Of course knowing the Rev, that was probably total bullshit...but still, cool story...
 
This is fairly well known at this point, but Page got the Black Dog tone by running his LP straight into the console, overdriving the mic pre, and squashing it with a couple of 1176s in series.

For the longest time I thought he must own one of the greatest sounding Marshalls ever for that tone.
 
According to Michael Beinhorn and Dave Jerden, most of the "grunge" bands (Alice In Chains, Soundgarden, Nirvana) were using Dual Rectumfriers in the studio (but often in tandem with a Marshall), which I really wouldn't have guessed back then.

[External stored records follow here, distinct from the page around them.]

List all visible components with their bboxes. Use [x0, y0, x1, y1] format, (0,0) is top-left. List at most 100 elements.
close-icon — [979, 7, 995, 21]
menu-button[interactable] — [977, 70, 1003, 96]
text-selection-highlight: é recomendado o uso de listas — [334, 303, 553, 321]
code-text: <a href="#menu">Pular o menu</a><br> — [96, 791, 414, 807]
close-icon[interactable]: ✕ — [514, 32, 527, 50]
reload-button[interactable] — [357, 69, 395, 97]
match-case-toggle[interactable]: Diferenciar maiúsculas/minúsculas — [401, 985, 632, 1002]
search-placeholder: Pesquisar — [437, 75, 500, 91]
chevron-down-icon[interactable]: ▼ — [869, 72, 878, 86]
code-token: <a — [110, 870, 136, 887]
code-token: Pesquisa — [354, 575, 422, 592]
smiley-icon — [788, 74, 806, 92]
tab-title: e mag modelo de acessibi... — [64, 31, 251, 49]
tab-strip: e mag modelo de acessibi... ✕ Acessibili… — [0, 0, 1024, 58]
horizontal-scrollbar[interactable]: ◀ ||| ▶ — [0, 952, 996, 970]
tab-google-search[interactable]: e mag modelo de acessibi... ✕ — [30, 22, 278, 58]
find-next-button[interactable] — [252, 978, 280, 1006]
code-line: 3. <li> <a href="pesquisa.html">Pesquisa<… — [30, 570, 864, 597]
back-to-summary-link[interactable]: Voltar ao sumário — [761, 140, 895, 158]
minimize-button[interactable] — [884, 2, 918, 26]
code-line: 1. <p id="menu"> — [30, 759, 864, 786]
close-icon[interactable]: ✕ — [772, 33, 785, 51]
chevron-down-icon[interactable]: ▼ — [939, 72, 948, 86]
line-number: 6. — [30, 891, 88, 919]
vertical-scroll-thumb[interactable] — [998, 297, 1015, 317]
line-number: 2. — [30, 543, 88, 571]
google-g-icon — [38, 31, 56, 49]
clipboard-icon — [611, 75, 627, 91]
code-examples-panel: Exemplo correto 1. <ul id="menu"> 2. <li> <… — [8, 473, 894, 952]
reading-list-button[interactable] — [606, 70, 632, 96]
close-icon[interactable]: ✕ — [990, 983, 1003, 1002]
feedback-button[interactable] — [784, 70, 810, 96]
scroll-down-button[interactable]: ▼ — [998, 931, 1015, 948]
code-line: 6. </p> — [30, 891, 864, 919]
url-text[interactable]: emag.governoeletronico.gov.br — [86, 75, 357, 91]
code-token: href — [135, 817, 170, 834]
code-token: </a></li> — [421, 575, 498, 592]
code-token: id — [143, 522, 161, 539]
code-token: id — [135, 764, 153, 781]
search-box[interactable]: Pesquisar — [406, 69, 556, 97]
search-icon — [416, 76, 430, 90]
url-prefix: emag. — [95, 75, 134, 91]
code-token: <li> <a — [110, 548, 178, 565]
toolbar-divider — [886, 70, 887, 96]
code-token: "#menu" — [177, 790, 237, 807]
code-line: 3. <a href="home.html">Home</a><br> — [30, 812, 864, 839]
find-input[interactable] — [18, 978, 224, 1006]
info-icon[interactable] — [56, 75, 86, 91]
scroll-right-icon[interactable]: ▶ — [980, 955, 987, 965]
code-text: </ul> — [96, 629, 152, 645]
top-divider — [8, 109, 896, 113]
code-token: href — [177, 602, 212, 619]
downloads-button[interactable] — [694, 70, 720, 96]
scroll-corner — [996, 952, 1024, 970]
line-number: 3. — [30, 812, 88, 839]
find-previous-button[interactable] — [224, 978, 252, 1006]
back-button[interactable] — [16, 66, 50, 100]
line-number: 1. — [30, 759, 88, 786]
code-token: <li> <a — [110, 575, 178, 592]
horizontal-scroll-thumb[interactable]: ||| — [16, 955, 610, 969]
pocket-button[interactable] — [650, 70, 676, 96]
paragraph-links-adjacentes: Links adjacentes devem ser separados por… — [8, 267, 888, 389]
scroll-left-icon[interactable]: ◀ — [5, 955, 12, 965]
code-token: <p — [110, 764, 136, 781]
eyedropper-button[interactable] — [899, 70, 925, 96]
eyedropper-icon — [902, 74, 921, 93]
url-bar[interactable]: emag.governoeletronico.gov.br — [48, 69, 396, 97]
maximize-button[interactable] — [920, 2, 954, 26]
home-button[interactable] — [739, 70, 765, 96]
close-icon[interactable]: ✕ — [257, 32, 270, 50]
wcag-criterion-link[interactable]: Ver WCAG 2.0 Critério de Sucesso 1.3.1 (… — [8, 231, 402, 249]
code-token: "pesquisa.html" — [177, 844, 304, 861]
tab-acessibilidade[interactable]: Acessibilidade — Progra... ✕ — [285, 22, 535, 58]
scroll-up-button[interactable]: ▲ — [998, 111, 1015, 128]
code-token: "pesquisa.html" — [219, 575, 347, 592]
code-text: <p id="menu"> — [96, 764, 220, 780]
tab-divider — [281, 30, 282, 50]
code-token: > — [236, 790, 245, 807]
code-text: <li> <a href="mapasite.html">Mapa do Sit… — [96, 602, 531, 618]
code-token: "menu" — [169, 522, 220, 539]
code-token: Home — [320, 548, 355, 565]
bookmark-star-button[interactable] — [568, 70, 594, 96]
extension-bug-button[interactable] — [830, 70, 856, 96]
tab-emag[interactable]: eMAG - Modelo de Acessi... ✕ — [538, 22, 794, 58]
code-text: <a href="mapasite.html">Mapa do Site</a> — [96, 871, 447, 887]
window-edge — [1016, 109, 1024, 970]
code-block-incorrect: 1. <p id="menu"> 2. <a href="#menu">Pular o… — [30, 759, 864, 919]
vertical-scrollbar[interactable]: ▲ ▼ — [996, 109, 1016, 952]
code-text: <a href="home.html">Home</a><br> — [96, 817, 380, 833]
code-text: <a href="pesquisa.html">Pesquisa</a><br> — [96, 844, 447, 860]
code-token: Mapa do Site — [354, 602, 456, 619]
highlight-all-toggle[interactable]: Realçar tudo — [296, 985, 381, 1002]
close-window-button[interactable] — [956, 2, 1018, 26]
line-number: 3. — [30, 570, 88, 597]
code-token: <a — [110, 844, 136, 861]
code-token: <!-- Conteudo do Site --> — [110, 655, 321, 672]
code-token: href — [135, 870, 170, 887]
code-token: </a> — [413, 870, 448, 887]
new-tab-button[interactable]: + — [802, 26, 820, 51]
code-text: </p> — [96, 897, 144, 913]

Don’t know about Soundgarden or AIC, but the gear used on the Nirvana records is (tediously?) well documented. No notable use of Marshalls and Dual Recs. The big “secret weapon” for some of those tones is the SansAmp which was all over In Utero.
 
Don’t know about Soundgarden or AIC, but the gear used on the Nirvana records is (tediously?) well documented. No notable use of Marshalls and Dual Recs. The big “secret weapon” for some of those tones is the SansAmp which was all over In Utero.
And some home made marshall clone that some guy from the studio made iirc for the clean tones.
 
This is fairly well known at this point, but Page got the Black Dog tone by running his LP straight into the console, overdriving the mic pre, and squashing it with a couple of 1176s in series.

For the longest time I thought he must own one of the greatest sounding Marshalls ever for that tone.
The other one that springs to mind is that the 'Stairway' solo was a Telecaster through a Supro combo.